Fokus Intervensi dan Program Prioritas PKK
Bupati menekankan beberapa fokus utama yang diharapkan dapat dijalankan PKK, menjadikan PKK Garda Terdepan Pembangunan Sosial:
- Intervensi Stunting: Upaya menekan angka stunting melalui program makanan bergizi yang menyasar anak-anak, ibu hamil, dan lansia.
- Dukungan Program Pemerintah Pusat: PKK diharapkan menjadi ujung tombak dalam menyukseskan program-program strategis nasional di tingkat akar rumput.
- Pendidikan Merata: Program pemberian buku dan seragam gratis akan terus digulirkan, disertai pemberian beasiswa bagi anak berprestasi yang kurang mampu, dengan target mencakup seluruh sektor pada tahun depan.
- Pencegahan Putus Sekolah: Kader PKK di tingkat desa dan kecamatan diharapkan berperan aktif mencegah anak-anak putus sekolah, berkolaborasi dengan kepala desa dan camat.
- Kekompakan Kader: Kekompakan kader PKK di tingkat desa dan kecamatan menjadi kunci keberhasilan program secara keseluruhan.

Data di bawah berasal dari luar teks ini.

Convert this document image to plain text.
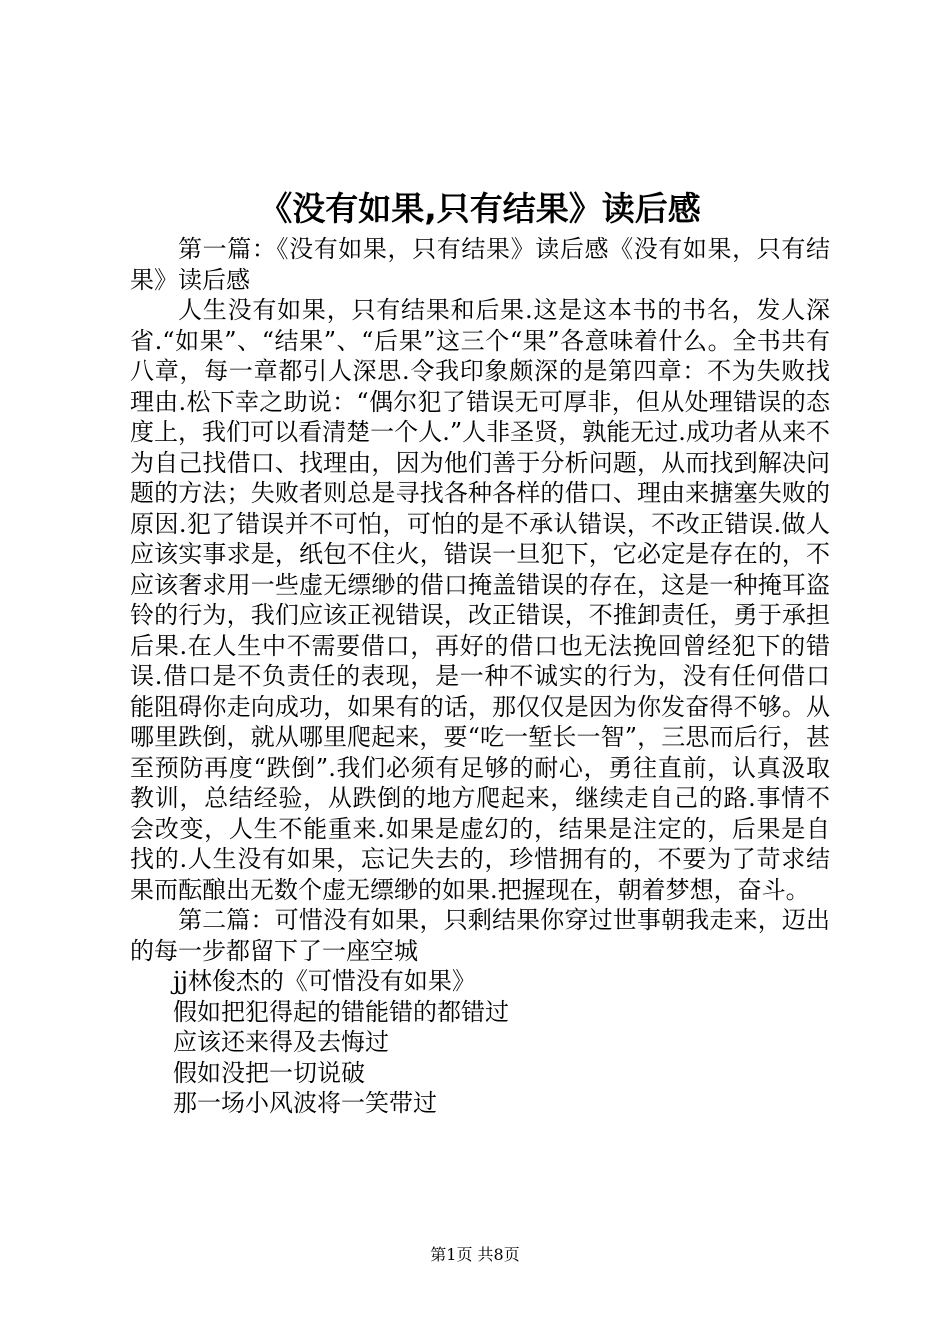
《没有如果,只有结果》读后感

第一篇：《没有如果，只有结果》读后感《没有如果，只有结果》读后感

人生没有如果，只有结果和后果.这是这本书的书名，发人深省.“如果”、“结果”、“后果”这三个“果”各意味着什么。全书共有八章，每一章都引人深思.令我印象颇深的是第四章：不为失败找理由.松下幸之助说：“偶尔犯了错误无可厚非，但从处理错误的态度上，我们可以看清楚一个人.”人非圣贤，孰能无过.成功者从来不为自己找借口、找理由，因为他们善于分析问题，从而找到解决问题的方法；失败者则总是寻找各种各样的借口、理由来搪塞失败的原因.犯了错误并不可怕，可怕的是不承认错误，不改正错误.做人应该实事求是，纸包不住火，错误一旦犯下，它必定是存在的，不应该奢求用一些虚无缥缈的借口掩盖错误的存在，这是一种掩耳盗铃的行为，我们应该正视错误，改正错误，不推卸责任，勇于承担后果.在人生中不需要借口，再好的借口也无法挽回曾经犯下的错误.借口是不负责任的表现，是一种不诚实的行为，没有任何借口能阻碍你走向成功，如果有的话，那仅仅是因为你发奋得不够。从哪里跌倒，就从哪里爬起来，要“吃一堑长一智”，三思而后行，甚至预防再度“跌倒”.我们必须有足够的耐心，勇往直前，认真汲取教训，总结经验，从跌倒的地方爬起来，继续走自己的路.事情不会改变，人生不能重来.如果是虚幻的，结果是注定的，后果是自找的.人生没有如果，忘记失去的，珍惜拥有的，不要为了苛求结果而酝酿出无数个虚无缥缈的如果.把握现在，朝着梦想，奋斗。

第二篇：可惜没有如果，只剩结果你穿过世事朝我走来，迈出的每一步都留下了一座空城

jj林俊杰的《可惜没有如果》
假如把犯得起的错能错的都错过
应该还来得及去悔过
假如没把一切说破
那一场小风波将一笑带过
第1页 共8页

Tantangan Anggaran dan Komitmen Pembangunan
Meskipun menghadapi tantangan pemotongan anggaran daerah sebesar Rp450 miliar dari Pusat, Alexander Wilyo memastikan pembangunan infrastruktur tetap menjadi prioritas.

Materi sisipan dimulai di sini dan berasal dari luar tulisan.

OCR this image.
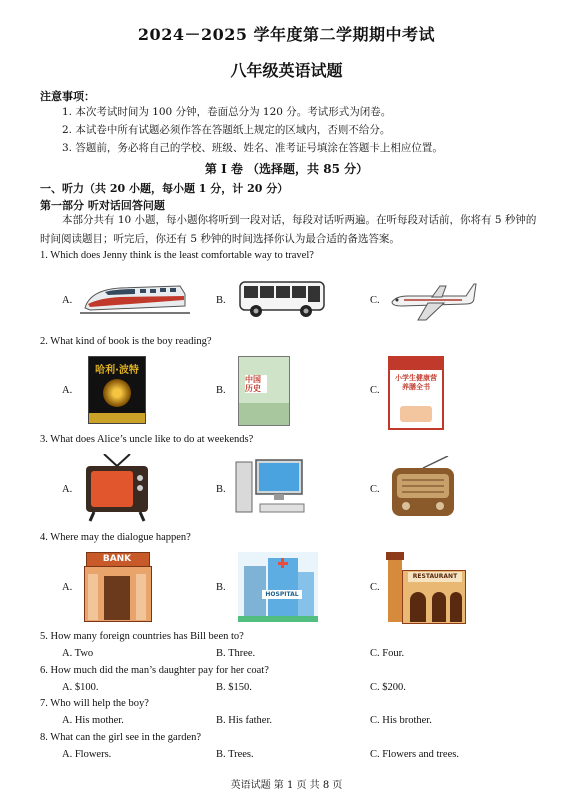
2024－2025 学年度第二学期期中考试
八年级英语试题
注意事项：
1. 本次考试时间为 100 分钟，卷面总分为 120 分。考试形式为闭卷。
2. 本试卷中所有试题必须作答在答题纸上规定的区域内，否则不给分。
3. 答题前，务必将自己的学校、班级、姓名、准考证号填涂在答题卡上相应位置。
第 I 卷 （选择题，共 85 分）
一、听力（共 20 小题，每小题 1 分，计 20 分）
第一部分 听对话回答问题
本部分共有 10 小题，每小题你将听到一段对话，每段对话听两遍。在听每段对话前，你将有 5 秒钟的时间阅读题目；听完后，你还有 5 秒钟的时间选择你认为最合适的备选答案。
1. Which does Jenny think is the least comfortable way to travel?
A.	B.	C.
2. What kind of book is the boy reading?
A.
哈利·波特
B.
中国历史	C.
小学生健康营养膳全书
3. What does Alice’s uncle like to do at weekends?
A.	B.	C.
4. Where may the dialogue happen?
A.
BANK
B.
HOSPITAL
C.
RESTAURANT
5. How many foreign countries has Bill been to?
A. Two	B. Three.	C. Four.
6. How much did the man’s daughter pay for her coat?
A. $100.	B. $150.	C. $200.
7. Who will help the boy?
A. His mother.	B. His father.	C. His brother.
8. What can the girl see in the garden?
A. Flowers.	B. Trees.	C. Flowers and trees.
英语试题 第 1 页 共 8 页
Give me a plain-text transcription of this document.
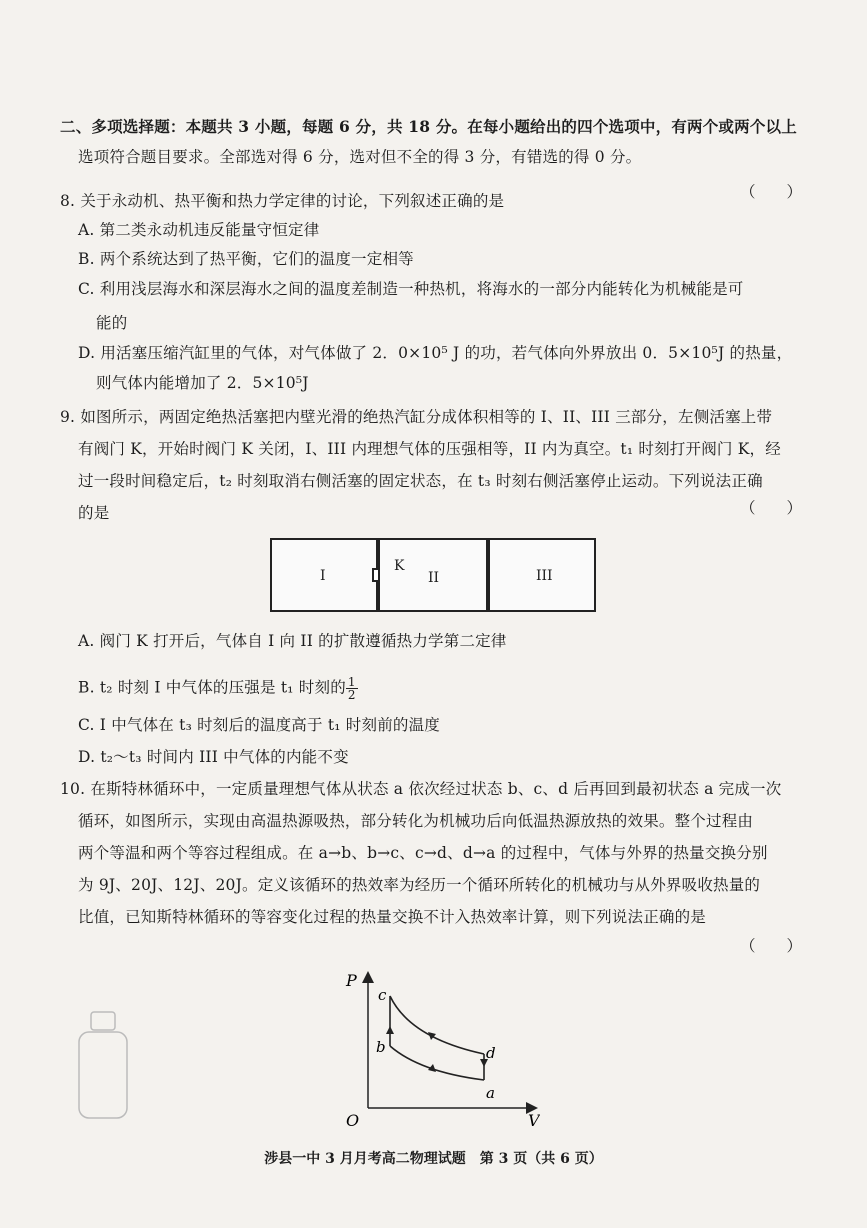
二、多项选择题：本题共 3 小题，每题 6 分，共 18 分。在每小题给出的四个选项中，有两个或两个以上
选项符合题目要求。全部选对得 6 分，选对但不全的得 3 分，有错选的得 0 分。
8. 关于永动机、热平衡和热力学定律的讨论，下列叙述正确的是	（　　）
A. 第二类永动机违反能量守恒定律
B. 两个系统达到了热平衡，它们的温度一定相等
C. 利用浅层海水和深层海水之间的温度差制造一种热机，将海水的一部分内能转化为机械能是可
能的
D. 用活塞压缩汽缸里的气体，对气体做了 2．0×10⁵ J 的功，若气体向外界放出 0．5×10⁵J 的热量，
则气体内能增加了 2．5×10⁵J
9. 如图所示，两固定绝热活塞把内壁光滑的绝热汽缸分成体积相等的 I、II、III 三部分，左侧活塞上带
有阀门 K，开始时阀门 K 关闭，I、III 内理想气体的压强相等，II 内为真空。t₁ 时刻打开阀门 K，经
过一段时间稳定后，t₂ 时刻取消右侧活塞的固定状态，在 t₃ 时刻右侧活塞停止运动。下列说法正确
的是	（　　）
I
K
II	III
A. 阀门 K 打开后，气体自 I 向 II 的扩散遵循热力学第二定律
B. t₂ 时刻 I 中气体的压强是 t₁ 时刻的 $\frac{1}{2}$
C. I 中气体在 t₃ 时刻后的温度高于 t₁ 时刻前的温度
D. t₂～t₃ 时间内 III 中气体的内能不变
10. 在斯特林循环中，一定质量理想气体从状态 a 依次经过状态 b、c、d 后再回到最初状态 a 完成一次
循环，如图所示，实现由高温热源吸热，部分转化为机械功后向低温热源放热的效果。整个过程由
两个等温和两个等容过程组成。在 a→b、b→c、c→d、d→a 的过程中，气体与外界的热量交换分别
为 9J、20J、12J、20J。定义该循环的热效率为经历一个循环所转化的机械功与从外界吸收热量的
比值，已知斯特林循环的等容变化过程的热量交换不计入热效率计算，则下列说法正确的是
（　　）
P
V
O
c
b	d
a
涉县一中 3 月月考高二物理试题　第 3 页（共 6 页）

Ia mengajak seluruh elemen masyarakat bergotong royong membangun Ketapang, khususnya di sektor kesehatan, pendidikan, dan pengembangan SDM.

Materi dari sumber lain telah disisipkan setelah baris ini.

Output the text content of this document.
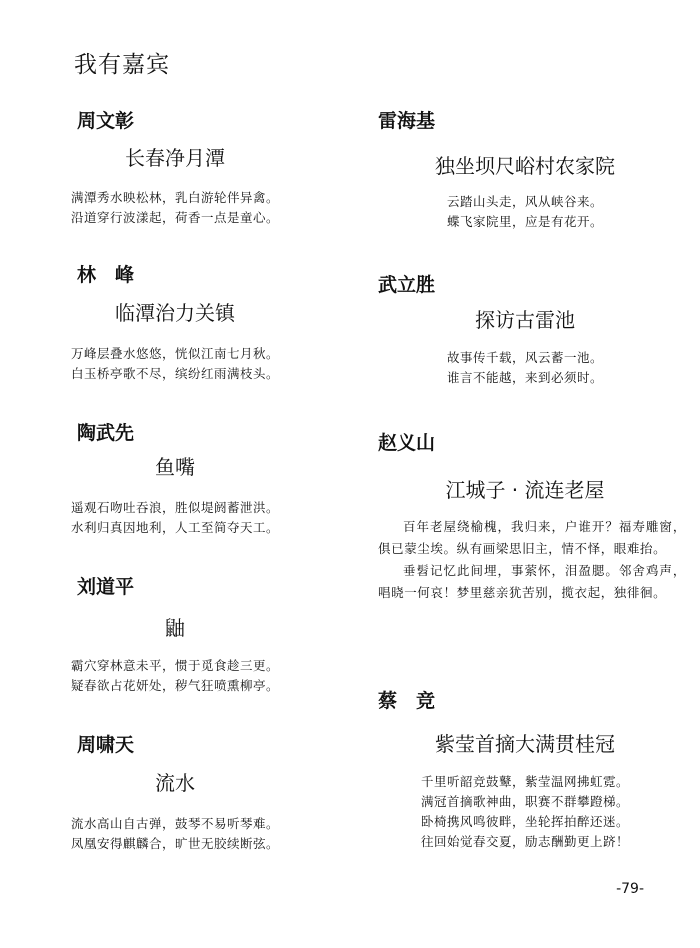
我有嘉宾
周文彰
长春净月潭
满潭秀水映松林，乳白游轮伴异禽。
沿道穿行波漾起，荷香一点是童心。
林　峰
临潭治力关镇
万峰层叠水悠悠，恍似江南七月秋。
白玉桥亭歌不尽，缤纷红雨满枝头。
陶武先
鱼嘴
遥观石吻吐吞浪，胜似堤阏蓄泄洪。
水利归真因地利，人工至简夺天工。
刘道平
鼬
霸穴穿林意未平，惯于觅食趁三更。
疑春欲占花妍处，秽气狂喷熏柳亭。
周啸天
流水
流水高山自古弹，鼓琴不易听琴难。
凤凰安得麒麟合，旷世无胶续断弦。
雷海基
独坐坝尺峪村农家院
云踏山头走，风从峡谷来。
蝶飞家院里，应是有花开。
武立胜
探访古雷池
故事传千载，风云蓄一池。
谁言不能越，来到必须时。
赵义山
江城子 · 流连老屋

百年老屋绕榆槐，我归来，户谁开？福寿雕窗，俱已蒙尘埃。纵有画梁思旧主，情不怿，眼难抬。

垂髫记忆此间埋，事萦怀，泪盈腮。邻舍鸡声，唱晓一何哀！梦里慈亲犹苦别，揽衣起，独徘徊。

蔡　竞
紫莹首摘大满贯桂冠
千里听韶竞鼓鼙，紫莹温网拂虹霓。
满冠首摘歌神曲，职赛不群攀蹬梯。
卧椅携风鸣彼畔，坐轮挥拍醉还迷。
往回始觉春交夏，励志酬勤更上跻！
-79-
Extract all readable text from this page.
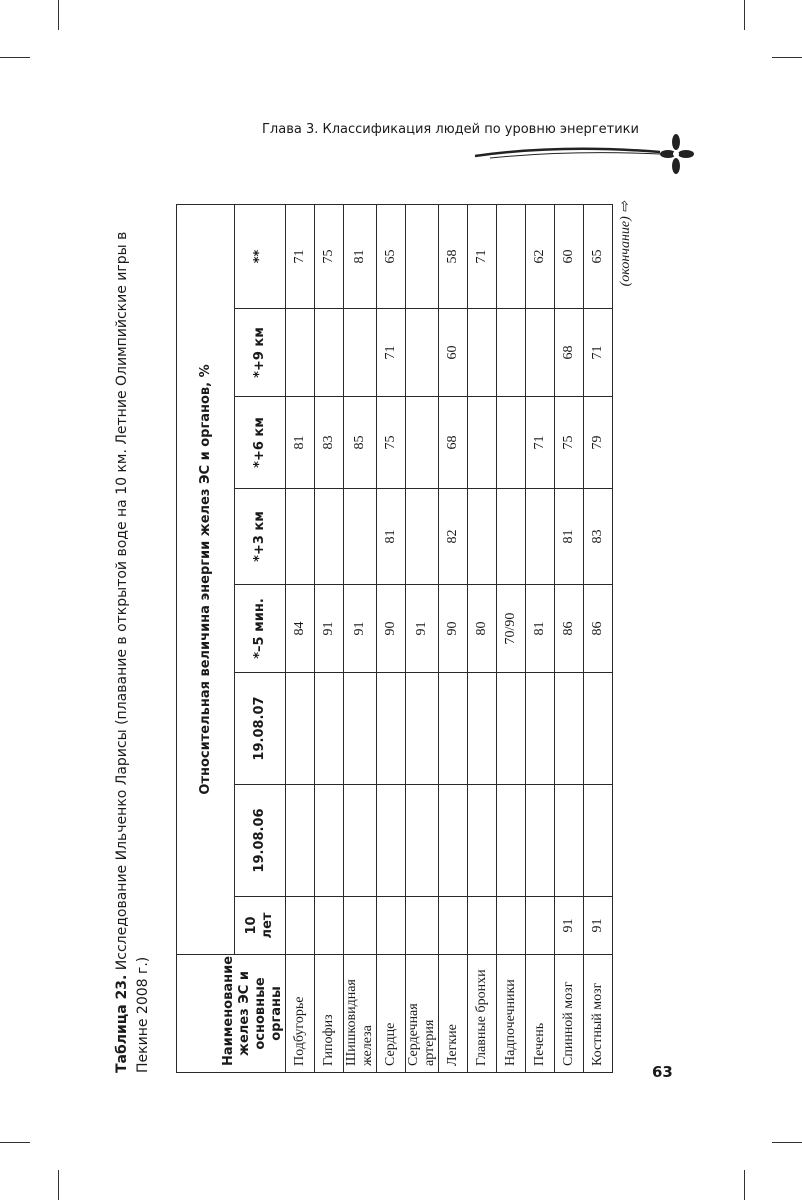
Глава 3. Классификация людей по уровню энергетики
Таблица 23. Исследование Ильченко Ларисы (плавание в открытой воде на 10 км. Летние Олимпийские игры в Пекине 2008 г.)	Наименование желез ЭС и основные органы	Относительная величина энергии желез ЭС и органов, %							
	10 лет	19.08.06	19.08.07	*–5 мин.	*+3 км	*+6 км	*+9 км	**
Подбугорье				84		81		71
Гипофиз				91		83		75
Шишковидная железа				91		85		81
Сердце				90	81	75	71	65
Сердечная артерия				91				
Легкие				90	82	68	60	58
Главные бронхи				80				71
Надпочечники				70/90				
Печень				81		71		62
Спинной мозг	91			86	81	75	68	60
Костный мозг	91			86	83	79	71	65 (окончание) ⇨
63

“Saya mengajak kita semua untuk membangun Ketapang secara bersama-sama. Pemerintah daerah akan mendukung penuh kegiatan PKK, karena peran dan andil PKK sangat penting bagi kemajuan Kabupaten Ketapang,” ajaknya.
Bupati mengajak seluruh kader PKK menjadikan Rakerda PKK Kabupaten Ketapang dan peringatan HKG PKK ke-53 sebagai momentum memperkuat komitmen dan semangat pengabdian, demi mewujudkan keluarga mandiri, berdaya, dan sejahtera.